C. : Est-ce par obligation de coproduction que vous avez choisi trois endroits différents pour le tournage ?
D. M. V. : Au départ, avant même de savoir qu’on avait le financement pour produire le film, je voulais tourner dans le Nord-Pas de Calais. Les trois jours de tournage à Rotterdam, c’était pour une histoire de coproduction et vu qu’on y trouve le plus gros port du monde, ça tombait bien pour notre séquence avec le bateau.
 J’ai choisi de tourner au Centre Culturel de Schaerbeek, ici à Bruxelles, car c’est un endroit que j’adore. J’y ai passé des moments très heureux avec ma femme et ma fille. Pour la production, c’est vrai que ça aurait été plus simple de tourner en France, mais on n’aurait jamais eu l’ambiance de vrais bals comme moi je les connais et qu’on aura tout à l’heure sur le plateau.

Eugenia Ramirez Miori, l’égérie de Diego

C. : Etais-tu comédienne avant de connaître Diego ?
Eugenia Ramirez Miori : Oui, j’ai fait le conservatoire pendant cinq ans, en Argentine. J’ai beaucoup joué pour le théâtre, j'ai tourné aussi dans quelques courts métrages et dans un long métrage iranien. 
Quand je suis arrivé ici, en Belgique, j’ai arrêté le jeu, pendant cinq ans, le temps que Diego commence la réalisation. 
 
C. : Participes-tu à l’écriture des films ?
E. R. M. : Les films appartiennent entièrement à Diego, mais je suis sa première lectrice et il me demande mon avis. Pendant le tournage, nous discutons souvent avec Diego et s’il le faut, il réécrit le story-board.
 
C. : Peut-on dire que La Chanteuse de tango  est ton histoire ? 
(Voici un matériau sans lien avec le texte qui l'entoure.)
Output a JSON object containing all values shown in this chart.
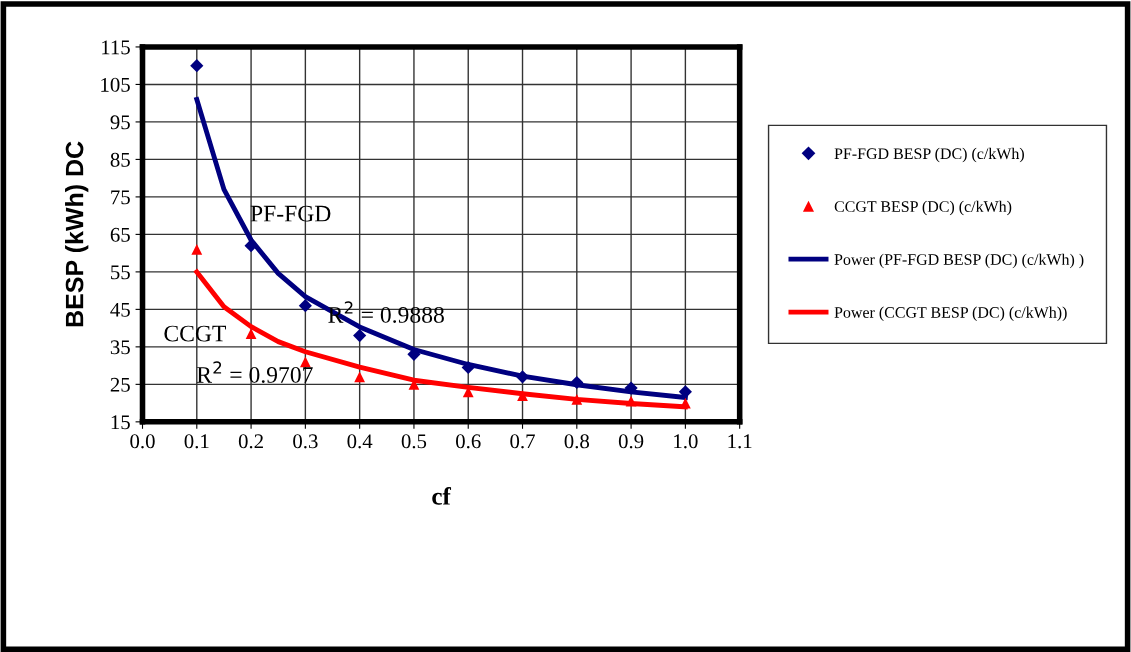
{
  "chart_data": {
    "type": "scatter",
    "xlabel": "cf",
    "ylabel": "BESP (kWh) DC",
    "x": [
      0.1,
      0.2,
      0.3,
      0.4,
      0.5,
      0.6,
      0.7,
      0.8,
      0.9,
      1.0
    ],
    "series": [
      {
        "name": "PF-FGD BESP (DC) (c/kWh)",
        "color": "#000080",
        "marker": "diamond",
        "values": [
          110,
          62,
          46,
          38,
          33,
          29.5,
          27,
          25.5,
          24,
          23
        ]
      },
      {
        "name": "CCGT BESP (DC) (c/kWh)",
        "color": "#ff0000",
        "marker": "triangle",
        "values": [
          61,
          38.5,
          31,
          27,
          25,
          23,
          22,
          21,
          20.5,
          20
        ]
      },
      {
        "name": "Power (PF-FGD BESP (DC) (c/kWh) )",
        "type": "line",
        "color": "#000080",
        "x": [
          0.1,
          0.15,
          0.2,
          0.25,
          0.3,
          0.4,
          0.5,
          0.6,
          0.7,
          0.8,
          0.9,
          1.0
        ],
        "values": [
          101,
          77,
          63.5,
          54.6,
          48.4,
          40.3,
          34.3,
          30.3,
          27.2,
          24.9,
          23,
          21.5
        ]
      },
      {
        "name": "Power (CCGT BESP (DC) (c/kWh))",
        "type": "line",
        "color": "#ff0000",
        "x": [
          0.1,
          0.15,
          0.2,
          0.25,
          0.3,
          0.4,
          0.5,
          0.6,
          0.7,
          0.8,
          0.9,
          1.0
        ],
        "values": [
          55,
          45.7,
          40.4,
          36.4,
          33.7,
          29.6,
          26.1,
          24.2,
          22.5,
          21,
          19.9,
          19
        ]
      }
    ],
    "xlim": [
      0.0,
      1.1
    ],
    "xticks": [
      {
        "value": 0.0,
        "label": "0.0"
      },
      {
        "value": 0.1,
        "label": "0.1"
      },
      {
        "value": 0.2,
        "label": "0.2"
      },
      {
        "value": 0.3,
        "label": "0.3"
      },
      {
        "value": 0.4,
        "label": "0.4"
      },
      {
        "value": 0.5,
        "label": "0.5"
      },
      {
        "value": 0.6,
        "label": "0.6"
      },
      {
        "value": 0.7,
        "label": "0.7"
      },
      {
        "value": 0.8,
        "label": "0.8"
      },
      {
        "value": 0.9,
        "label": "0.9"
      },
      {
        "value": 1.0,
        "label": "1.0"
      },
      {
        "value": 1.1,
        "label": "1.1"
      }
    ],
    "ylim": [
      15,
      115
    ],
    "yticks": [
      15,
      25,
      35,
      45,
      55,
      65,
      75,
      85,
      95,
      105,
      115
    ],
    "grid": true,
    "legend": "right",
    "annotations": [
      "PF-FGD",
      "R$^{2}$ = 0.9888",
      "CCGT",
      "R$^{2}$ = 0.9707"
    ]
  }
}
E. R. M. : Oui, je me retrouve beaucoup dans ce personnage, pas dans les péripéties qu’elle vit, mais dans ses états d’âme.
 
C. : D’où est venu cet amour pour le tango ?
E. R. M. : Dans ma famille, on n’écoutait pas de tango, et il était un peu mort à Buenos Aires. C’est au conservatoire d’art dramatique que je l’ai découvert. J’ai tout de suite accroché et j’ai tout fait pour l’apprendre. Le tango est devenu ma passion.
Ensuite, j’ai arrêté le tango pendant plusieurs années pour m’adonner à ma carrière de comédienne. En arrivant à Bruxelles, étant dans l’impossibilité de la continuer à cause de ma mauvaise connaissance du français, je me suis redirigée vers le tango, en l’enseignant. C’est grâce à lui que je m’en suis sortie !La scène du bal que nous allons tourner ce week-end est lourde de sens et d’émotion pour moi car c’est dans cette salle que je donne mes cours. D’ailleurs, la plupart des danseurs figurants sont mes élèves.
 
C. : Peut-on dire que le tango est devenu une mode ?
E. R. M. : Cette danse n’était plus d’actualité en Argentine, elle est redevenue à la mode. Le tango s’exporte très bien, mais il s’agit souvent d’un tango plus moderne.J’enseigne un tango plus classique, je suis plus traditionaliste dans le mouvement. J’essaye de montrer comment cette danse a été créée, quel est son but. C’est une danse populaire qui n’a pas du tout été créée pour le spectacle, qui est née d’une culture et j’essaye de faire passer tout cela.